The second insight was how the world of antiquity has been so influential in shaping our own culture, and how classical studies unlocks so much that is referenced in the western canon of art, poetry and literature as well as philosophy, ethics, politics, science and the world of ideas. The Bible is an indispensable part of that too, and it's worrying that today's generation of students don't have the familiarity our forebears had with the texts and concepts that have come down to us from the ancient world. And my third reason for being grateful for a classical education is that it gave me a deep love of literature and poetry that has sustained me for a lifetime. You can't read Virgil or Euripedes and not feel you are in the presence of giants. I can't claim I necessarily felt it quite like that at the time. But in retrospect, I can see how the seeds were sown. And if I've acquired any ability to string words together as a writer and preacher, then I owe a large part of it to the classics.
This week I came across Classics for All on social media. This is a charitable organisation that provides funding and support for the teaching of classics in state primary and secondary schools. They say: classical subjects are a vital foundation for a modern education. We believe every pupil deserves to benefit from the learning, enjoyment and inspiration that classics provides. Their Big Give Christmas Challenge 2018 aimed to raise £45000 to support classics in schools in the Midlands and the North East. They want to bring classics to 72 schools in areas where there is currently little or no provision. My children were all educated in both these parts of England, so I have a definite interest here! I made a donation which was doubled by a generous corporate champion. Later that day, I learned that the target figure had been met. Which is a great achievement.
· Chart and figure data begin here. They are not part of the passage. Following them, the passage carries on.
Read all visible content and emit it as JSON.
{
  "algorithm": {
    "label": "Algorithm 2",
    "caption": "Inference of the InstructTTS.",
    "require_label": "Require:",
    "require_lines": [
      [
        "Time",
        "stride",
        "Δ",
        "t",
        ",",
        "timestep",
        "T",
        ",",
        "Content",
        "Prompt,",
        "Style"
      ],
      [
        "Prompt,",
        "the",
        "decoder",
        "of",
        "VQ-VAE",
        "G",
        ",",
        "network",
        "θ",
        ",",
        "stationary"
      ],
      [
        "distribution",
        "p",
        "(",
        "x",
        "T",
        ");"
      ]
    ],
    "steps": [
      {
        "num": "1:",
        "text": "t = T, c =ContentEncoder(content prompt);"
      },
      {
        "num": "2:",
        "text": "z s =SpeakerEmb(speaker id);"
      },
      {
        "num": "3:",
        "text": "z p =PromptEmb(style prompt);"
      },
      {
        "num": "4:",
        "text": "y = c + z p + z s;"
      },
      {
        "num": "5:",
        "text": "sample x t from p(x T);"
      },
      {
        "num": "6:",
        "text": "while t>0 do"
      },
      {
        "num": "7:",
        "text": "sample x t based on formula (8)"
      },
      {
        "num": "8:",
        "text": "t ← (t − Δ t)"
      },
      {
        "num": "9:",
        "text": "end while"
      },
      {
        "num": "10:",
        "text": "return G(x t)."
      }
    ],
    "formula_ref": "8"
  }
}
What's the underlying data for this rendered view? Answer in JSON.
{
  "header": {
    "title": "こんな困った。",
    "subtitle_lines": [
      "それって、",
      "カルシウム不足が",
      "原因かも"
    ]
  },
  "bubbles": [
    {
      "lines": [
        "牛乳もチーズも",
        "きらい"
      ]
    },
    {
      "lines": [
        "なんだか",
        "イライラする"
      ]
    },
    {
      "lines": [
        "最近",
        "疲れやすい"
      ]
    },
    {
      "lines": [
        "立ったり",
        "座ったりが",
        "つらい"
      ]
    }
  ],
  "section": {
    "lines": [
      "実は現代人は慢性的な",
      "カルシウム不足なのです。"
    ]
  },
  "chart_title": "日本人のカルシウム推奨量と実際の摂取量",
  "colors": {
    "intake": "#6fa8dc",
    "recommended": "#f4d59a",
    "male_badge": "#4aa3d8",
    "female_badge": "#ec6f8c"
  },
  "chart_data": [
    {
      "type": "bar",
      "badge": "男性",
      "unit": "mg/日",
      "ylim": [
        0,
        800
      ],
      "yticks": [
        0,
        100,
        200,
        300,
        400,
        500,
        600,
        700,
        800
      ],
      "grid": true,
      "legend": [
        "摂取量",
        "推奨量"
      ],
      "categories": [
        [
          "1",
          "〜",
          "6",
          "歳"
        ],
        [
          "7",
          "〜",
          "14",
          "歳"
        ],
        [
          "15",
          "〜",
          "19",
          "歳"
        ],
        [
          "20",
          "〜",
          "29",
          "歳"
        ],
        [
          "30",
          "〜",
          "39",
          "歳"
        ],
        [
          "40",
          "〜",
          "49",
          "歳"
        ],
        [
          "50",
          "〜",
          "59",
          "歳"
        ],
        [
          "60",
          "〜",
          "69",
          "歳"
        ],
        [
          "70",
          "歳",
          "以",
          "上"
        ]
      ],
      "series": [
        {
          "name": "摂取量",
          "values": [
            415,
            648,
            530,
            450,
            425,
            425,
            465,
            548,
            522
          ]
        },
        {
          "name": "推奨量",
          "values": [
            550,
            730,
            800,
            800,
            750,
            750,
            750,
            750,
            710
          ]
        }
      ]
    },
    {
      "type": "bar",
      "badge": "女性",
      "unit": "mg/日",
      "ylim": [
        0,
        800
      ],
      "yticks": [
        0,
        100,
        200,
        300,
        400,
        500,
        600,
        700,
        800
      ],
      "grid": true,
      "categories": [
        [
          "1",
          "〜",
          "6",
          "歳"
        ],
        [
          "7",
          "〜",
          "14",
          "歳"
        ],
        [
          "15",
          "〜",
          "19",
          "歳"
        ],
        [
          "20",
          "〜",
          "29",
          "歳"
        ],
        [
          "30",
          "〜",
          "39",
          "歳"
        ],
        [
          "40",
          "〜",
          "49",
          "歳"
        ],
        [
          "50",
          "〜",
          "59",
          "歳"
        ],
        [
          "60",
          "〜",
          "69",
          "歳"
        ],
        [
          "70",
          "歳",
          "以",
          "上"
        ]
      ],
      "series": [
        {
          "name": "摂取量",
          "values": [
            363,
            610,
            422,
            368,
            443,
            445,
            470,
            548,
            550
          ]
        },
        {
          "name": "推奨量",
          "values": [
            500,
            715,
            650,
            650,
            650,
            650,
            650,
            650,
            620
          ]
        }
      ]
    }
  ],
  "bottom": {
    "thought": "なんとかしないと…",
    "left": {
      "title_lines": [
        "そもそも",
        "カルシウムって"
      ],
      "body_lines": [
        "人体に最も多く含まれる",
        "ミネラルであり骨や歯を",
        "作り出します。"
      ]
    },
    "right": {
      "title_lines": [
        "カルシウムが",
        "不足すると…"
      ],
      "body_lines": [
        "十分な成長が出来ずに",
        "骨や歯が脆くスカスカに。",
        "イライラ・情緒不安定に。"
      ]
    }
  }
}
I'd love to think that young people today can find as much enjoyment as I have done in the classics. Classics teaching today is no doubt very different from what it was when I was at school. I guess it's a lot more interactive and inventive, and a lot of fun. I hope it does for them what it did for me, act as a key to unlocking the world in which we live by helping us to acknowledge our debt to the past. So that when today's students clamber up the Acropolis to marvel at the Parthenon as I did this autumn, they too will find themselves in a landscape that they can read, because it is already familiar, and maybe already loved. And those students in the North East who like me live close to Hadrian's Wall will appreciate their rich classical heritage all the more.